A Note on the Required Tax Rate in a National Retail Sales Tax: Preliminary Estimates for 2005-2014
The Brookings Institution, August 12, 2004
William G. Gale, Senior Fellow and Arjay and Frances Fearing Miller Chair, Economic Studies
http://www.brook.edu/views/papers/gale/20040812.htmThe main finding is that to replace the income tax on a revenue-neutral basis over the next 10 years would require a sales tax rate of more than 26 percent.
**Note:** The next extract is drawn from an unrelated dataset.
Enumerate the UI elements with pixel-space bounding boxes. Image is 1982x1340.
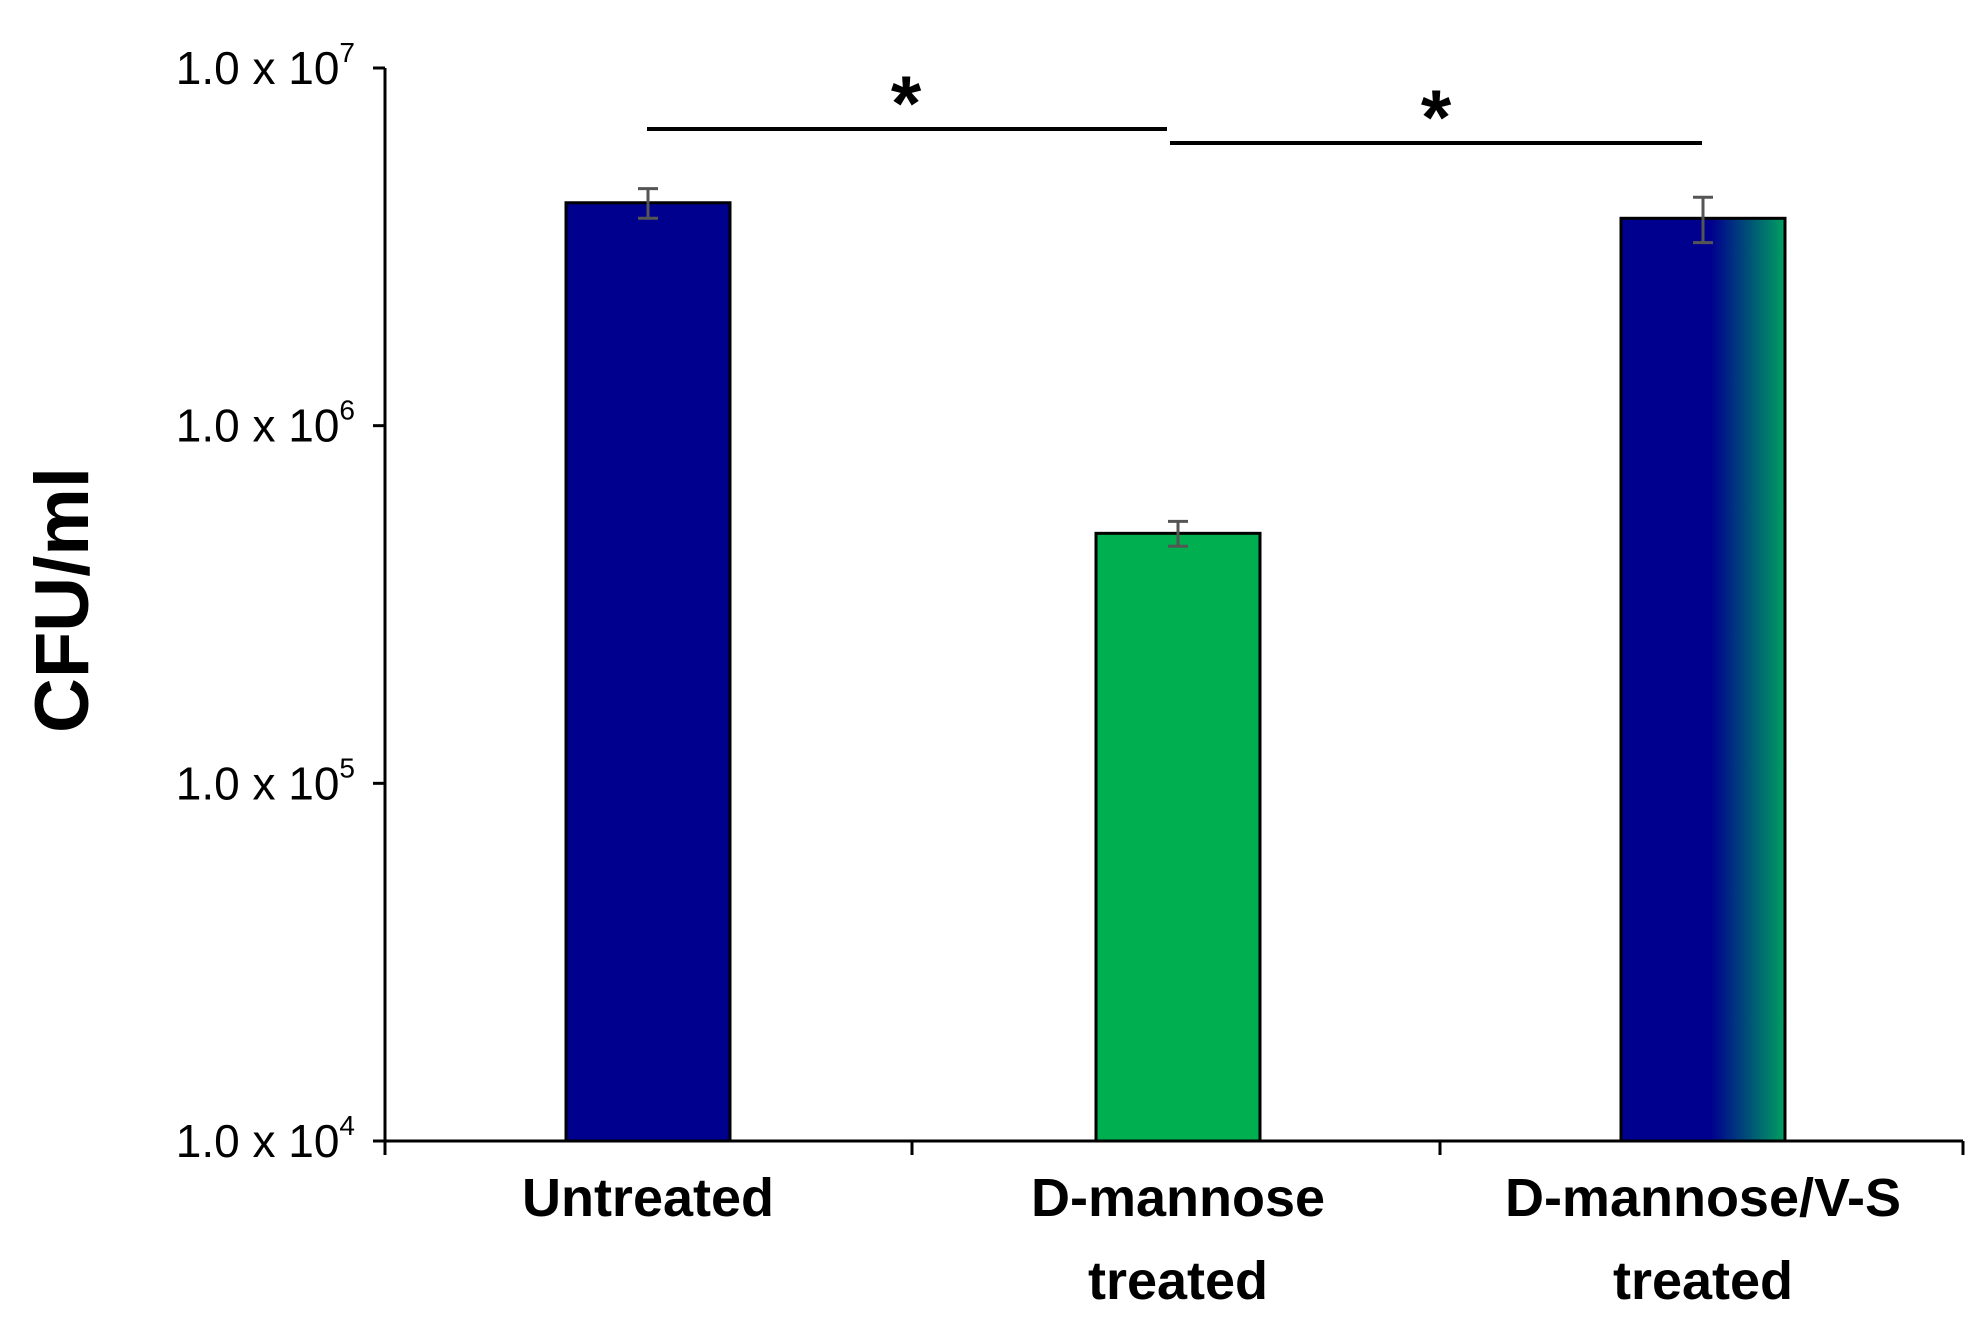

To replace all federal taxes on a revenue-neutral basis over the next 10 years would require a sales tax rate of about 60 percent.
This estimate is predicated on several assumptions: (a) the intended statutory sales tax base would be a very broad measure of consumption; (b) about 20 percent of that base would be eroded due to avoidance, evasion, or legislative action (i.e., loopholes), and (c) the NRST would have a demogrant equal to the poverty threshold for each family times the sales tax rate.
Note also that the rates quoted are tax-exclusive tax rates: that is, they represent the rate at which items would be "marked up at the cash register." For example, if an item costs $100 before sales tax, and a $25 sales tax is added, the tax-exclusive tax rate is 25/100 = 25 percent. The same rate can also be quoted as a tax-inclusive rate of 20 percent, where the tax-inclusive tax rate is defined as the tax ($25) divided by the total cost to the consumer ($125).
Thus, to replace the income tax would require a 21 percent tax-inclusive rate and to replace all federal taxes would require about a 38 percent tax-inclusive rate.